When my first marriage ended, I met alcoholic number two--my own drinking ramped up, and again I had a drinking buddy. When he almost died from alcohol, I quit drinking to support his recovery. Eventually THAT marriage broke up due to his drinking.

When I left him, I started drinking a lot, especially at home. I got into a new relationship with someone who seldom drank, but at that point my drinking steadily escalated to the point where I could no longer quit or control it. I struggled for four years trying to "moderate" my drinking but could not. Through all of that time there was nothing external about my life that was bad. I had a good job, family, friends.

Nobody knows what makes some people become alcoholics and others not. My first husband was an alcoholic from almost his first drink. I, on the other hand, had red flags and a tendency toward it from the beginning, but it was later in life that I developed the obsession to drink. Recovery lifts the obsession.

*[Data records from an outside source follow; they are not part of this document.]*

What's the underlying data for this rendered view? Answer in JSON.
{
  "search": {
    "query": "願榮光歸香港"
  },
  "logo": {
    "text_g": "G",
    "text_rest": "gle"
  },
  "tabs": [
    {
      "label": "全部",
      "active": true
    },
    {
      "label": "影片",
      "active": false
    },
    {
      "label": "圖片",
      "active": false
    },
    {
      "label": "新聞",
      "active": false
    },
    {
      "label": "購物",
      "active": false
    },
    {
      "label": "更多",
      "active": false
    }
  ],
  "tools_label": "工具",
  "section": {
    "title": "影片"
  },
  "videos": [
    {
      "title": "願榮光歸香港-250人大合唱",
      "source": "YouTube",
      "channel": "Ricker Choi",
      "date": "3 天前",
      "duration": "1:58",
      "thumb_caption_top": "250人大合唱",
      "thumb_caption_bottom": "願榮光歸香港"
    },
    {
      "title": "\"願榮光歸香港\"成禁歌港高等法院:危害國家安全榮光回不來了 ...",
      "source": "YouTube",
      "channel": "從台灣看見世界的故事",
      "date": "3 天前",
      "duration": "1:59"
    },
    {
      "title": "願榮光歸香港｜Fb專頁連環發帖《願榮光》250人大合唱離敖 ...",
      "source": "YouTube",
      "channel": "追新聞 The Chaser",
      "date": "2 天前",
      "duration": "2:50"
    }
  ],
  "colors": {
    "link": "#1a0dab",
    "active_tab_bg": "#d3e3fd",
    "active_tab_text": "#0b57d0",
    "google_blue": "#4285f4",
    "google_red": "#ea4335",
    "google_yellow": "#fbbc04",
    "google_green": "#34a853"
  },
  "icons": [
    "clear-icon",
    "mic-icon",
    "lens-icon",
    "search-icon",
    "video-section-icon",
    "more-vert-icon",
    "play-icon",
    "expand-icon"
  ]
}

If your husband is really working a good program, he may very well no longer have the obsession to drink. That's what recovery is intended to accomplish. But it doesn't mean the obsession is gone forever. If he drinks, or if he gets complacent about his program, then it can roar back to life. And often the post-relapse drinking is worse than it was before the alcoholic quit in the first place.

I know you have something of an aversion to AA, but if you were to go to a few meetings (not necessarily with him--you are welcome at any "open" meeting) and listen to others share about their experiences, you might understand it a little better. I don't think any non-alcoholic can TRULY understand, but you could get a lot closer to understanding.